Jacobs: Aus einem klassischen öffentlich-rechtlichen Versicherer einen modernen Dienstleister gemacht zu haben. Die AOK Rheinland/Hamburg hat für ihren Service stets gute Bewertungen erhalten. Darauf können die Mitarbeiterinnen und Mitarbeiter im Interesse unserer Versicherten stolz sein.

Wird es die private Krankenversicherung (PKV) in 20 Jahren noch geben?

Jacobs: Wenn sie so weitermacht wie bisher, dürften auf die PKV schwere Zeiten zukommen. Die hohen fast jährlichen Beitrags-Erhöhungen der privaten Krankenversicherer schrecken viele Kunden ab. Gerade ältere Menschen können das oft nicht mehr zahlen. Dagegen halten die gesetzlichen Krankenkassen die Beiträge schon seit längerer Zeit stabil — bei sehr gutem Leistungsangebot.

Am 29. Juni ist Ihr letzter Arbeitstags. Was machen Sie danach?

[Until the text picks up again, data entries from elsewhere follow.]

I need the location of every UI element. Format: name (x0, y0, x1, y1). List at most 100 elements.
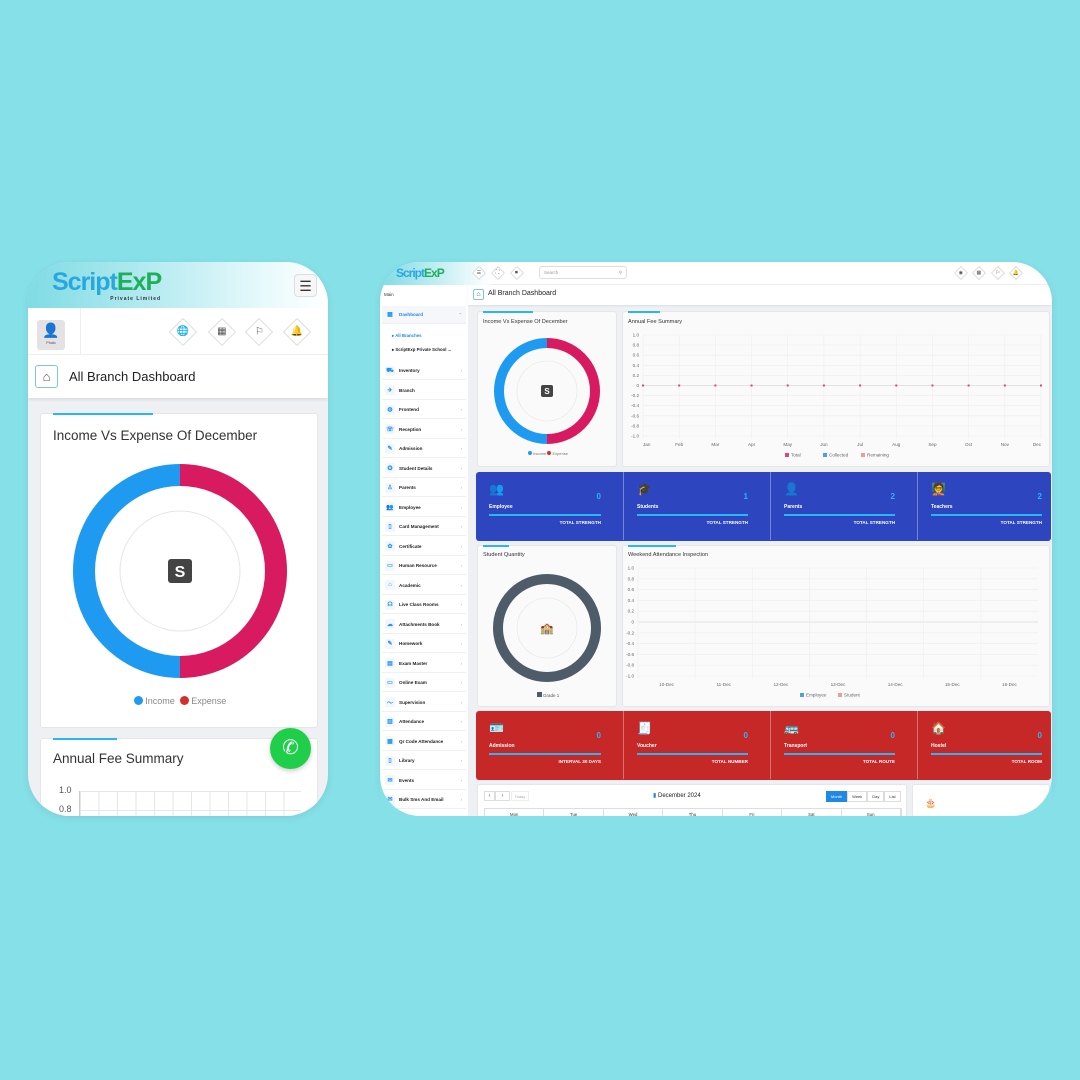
legend-expense[interactable]: Expense (547, 451, 568, 456)
sidebar-item-label: Frontend (399, 407, 419, 412)
stat-card-students[interactable]: 🎓 Students 1 TOTAL STRENGTH (623, 472, 766, 540)
chevron-icon: › (460, 582, 462, 588)
sidebar-item-icon: ▯ (385, 521, 395, 532)
data-point-total[interactable] (822, 384, 825, 387)
stat-card-parents[interactable]: 👤 Parents 2 TOTAL STRENGTH (770, 472, 913, 540)
home-button[interactable]: ⌂ (473, 289, 484, 300)
legend-swatch-employee[interactable] (800, 693, 804, 697)
sidebar-item-exam-master[interactable]: ▤ Exam Master › (382, 654, 466, 673)
stat-card-teachers[interactable]: 🧑‍🏫 Teachers 2 TOTAL STRENGTH (917, 472, 1060, 540)
sidebar-item-human-resource[interactable]: ▭ Human Resource › (382, 557, 466, 575)
sidebar-item-card-management[interactable]: ▯ Card Management › (382, 518, 466, 536)
sidebar-item-admission[interactable]: ✎ Admission › (382, 440, 466, 458)
sidebar-item-online-exam[interactable]: ▭ Online Exam › (382, 674, 466, 692)
data-point-total[interactable] (931, 384, 934, 387)
whatsapp-button[interactable]: ✆ (270, 728, 311, 769)
data-point-total[interactable] (859, 384, 862, 387)
sidebar-item-homework[interactable]: ✎ Homework › (382, 635, 466, 653)
view-month-button[interactable]: Month (826, 791, 848, 802)
prev-month-button[interactable]: ‹ (484, 791, 495, 801)
stat-card-employee[interactable]: 👥 Employee 0 TOTAL STRENGTH (476, 472, 619, 540)
sidebar-item-academic[interactable]: ⌂ Academic › (382, 576, 466, 595)
sidebar-item-frontend[interactable]: ◍ Frontend › (382, 401, 466, 419)
brand-logo[interactable]: ScriptExP (396, 266, 445, 280)
chart-legend: Income Expense (41, 696, 319, 706)
sidebar-item-supervision[interactable]: 〜 Supervision › (382, 693, 466, 712)
sidebar-item-attachments-book[interactable]: ☁ Attachments Book › (382, 615, 466, 634)
chevron-icon: › (460, 641, 462, 646)
search-input[interactable]: Search ⚲ (539, 266, 627, 279)
legend-label[interactable]: Student (844, 693, 861, 698)
legend-label[interactable]: Total (791, 453, 801, 458)
sidebar-item-qr-code-attendance[interactable]: ▦ Qr Code Attendance › (382, 732, 466, 751)
sidebar-item-events[interactable]: ✉ Events › (382, 771, 466, 790)
stat-caption: TOTAL ROUTE (862, 759, 895, 764)
avatar[interactable]: 👤 Photo (37, 320, 65, 350)
stat-value: 1 (743, 492, 748, 501)
data-point-total[interactable] (786, 384, 789, 387)
legend-income[interactable]: Income (133, 696, 175, 706)
sidebar-item-certificate[interactable]: ✿ Certificate › (382, 537, 466, 556)
legend-label[interactable]: Remaining (867, 453, 889, 458)
weekend-attendance-chart: 1.0 0.8 0.6 0.4 0.2 0 -0.2 -0.4 -0.6 -0.8 -1.0 10-D… (626, 566, 1038, 698)
sidebar-sub-all-branches[interactable]: ▸ All Branches (392, 333, 422, 338)
stat-card-admission[interactable]: 🪪 Admission 0 INTERVAL 30 DAYS (476, 711, 619, 779)
legend-income[interactable]: Income (527, 451, 546, 456)
sidebar-sub-school[interactable]: ▸ ScriptExp Private School ... (392, 347, 452, 352)
weekday-label: Sun (842, 809, 901, 819)
chart-legend[interactable]: Grade 1 (478, 692, 618, 698)
data-point-total[interactable] (895, 384, 898, 387)
sidebar-item-inventory[interactable]: ⛟ Inventory › (382, 362, 466, 380)
view-day-button[interactable]: Day (867, 791, 885, 802)
sidebar-item-dashboard[interactable]: ▦ Dashboard ⌃ (382, 306, 466, 324)
legend-swatch-collected[interactable] (823, 453, 827, 457)
income-expense-card: Income Vs Expense Of December S Income E… (477, 311, 617, 467)
sidebar-item-label: Homework (399, 641, 423, 646)
y-tick-label: 0.2 (628, 609, 635, 614)
stat-bar (637, 514, 748, 516)
data-point-total[interactable] (750, 384, 753, 387)
legend-label[interactable]: Collected (829, 453, 849, 458)
home-button[interactable]: ⌂ (35, 365, 58, 388)
weekday-label: Mon (485, 809, 545, 819)
view-week-button[interactable]: Week (847, 791, 868, 802)
legend-label[interactable]: Employee (806, 693, 827, 698)
y-tick-label: -0.6 (626, 652, 634, 657)
sidebar-heading: Main (384, 292, 394, 297)
sidebar-item-live-class-rooms[interactable]: ☊ Live Class Rooms › (382, 596, 466, 614)
mobile-header (28, 262, 328, 308)
sidebar-item-library[interactable]: ▯ Library › (382, 752, 466, 770)
legend-swatch-student[interactable] (838, 693, 842, 697)
data-point-total[interactable] (1040, 384, 1042, 387)
sidebar-item-attendance[interactable]: ▥ Attendance › (382, 713, 466, 731)
today-button[interactable]: Today (511, 791, 529, 801)
stat-card-voucher[interactable]: 🧾 Voucher 0 TOTAL NUMBER (623, 711, 766, 779)
sidebar-item-reception[interactable]: ☏ Reception › (382, 420, 466, 439)
view-list-button[interactable]: List (884, 791, 901, 802)
y-tick-label: -0.4 (626, 641, 634, 646)
hamburger-menu-button[interactable]: ☰ (294, 274, 317, 297)
sidebar-item-parents[interactable]: ♙ Parents › (382, 479, 466, 497)
data-point-total[interactable] (967, 384, 970, 387)
data-point-total[interactable] (678, 384, 681, 387)
legend-swatch-remaining[interactable] (861, 453, 865, 457)
sidebar-item-bulk-sms-and-email[interactable]: ✉ Bulk Sms And Email › (382, 791, 466, 809)
sidebar-item-icon: ▭ (385, 560, 395, 571)
sidebar-item-employee[interactable]: 👥 Employee › (382, 498, 466, 517)
stat-card-transport[interactable]: 🚌 Transport 0 TOTAL ROUTE (770, 711, 913, 779)
data-point-total[interactable] (1003, 384, 1006, 387)
legend-expense[interactable]: Expense (179, 696, 226, 706)
chevron-icon: › (460, 738, 462, 744)
sidebar-item-student-details[interactable]: ✪ Student Details › (382, 459, 466, 478)
chevron-icon: › (460, 426, 462, 432)
stat-bar (784, 753, 895, 755)
stat-card-hostel[interactable]: 🏠 Hostel 0 TOTAL ROOM (917, 711, 1060, 779)
data-point-total[interactable] (642, 384, 644, 387)
sidebar-item-branch[interactable]: ✈ Branch (382, 381, 466, 400)
sidebar-item-label: Parents (399, 485, 416, 490)
data-point-total[interactable] (714, 384, 717, 387)
y-tick-label: 1.0 (633, 333, 640, 338)
brand-logo[interactable]: ScriptExP Private Limited (52, 268, 162, 303)
next-month-button[interactable]: › (495, 791, 510, 801)
legend-swatch-total[interactable] (785, 453, 789, 457)
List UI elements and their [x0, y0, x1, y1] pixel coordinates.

Jacobs: Ich habe ein gemeinnütziges Institut gegründet, das sich mit der Verbesserung der Abläufe im Medizinbetrieb beschäftigen wird. Im Mittelpunkt stehen die Versorgungsabläufe von Krebs- und Demenzpatienten. Hier wollen wir viele Patienten-Berichte über ihre Erkentnisse im Medizinbetrieb sammeln und auswerten. Bei aller notwendigen Ökonomisierung des Medizinbetriebes: Im Mittelpunkt muss der Patient stehen. Seine reale Welt, die er im Medizinbetrieb erlebt, muss für eine praxisorientierte Gesundheitspolitik die Handlungsmaxime sein.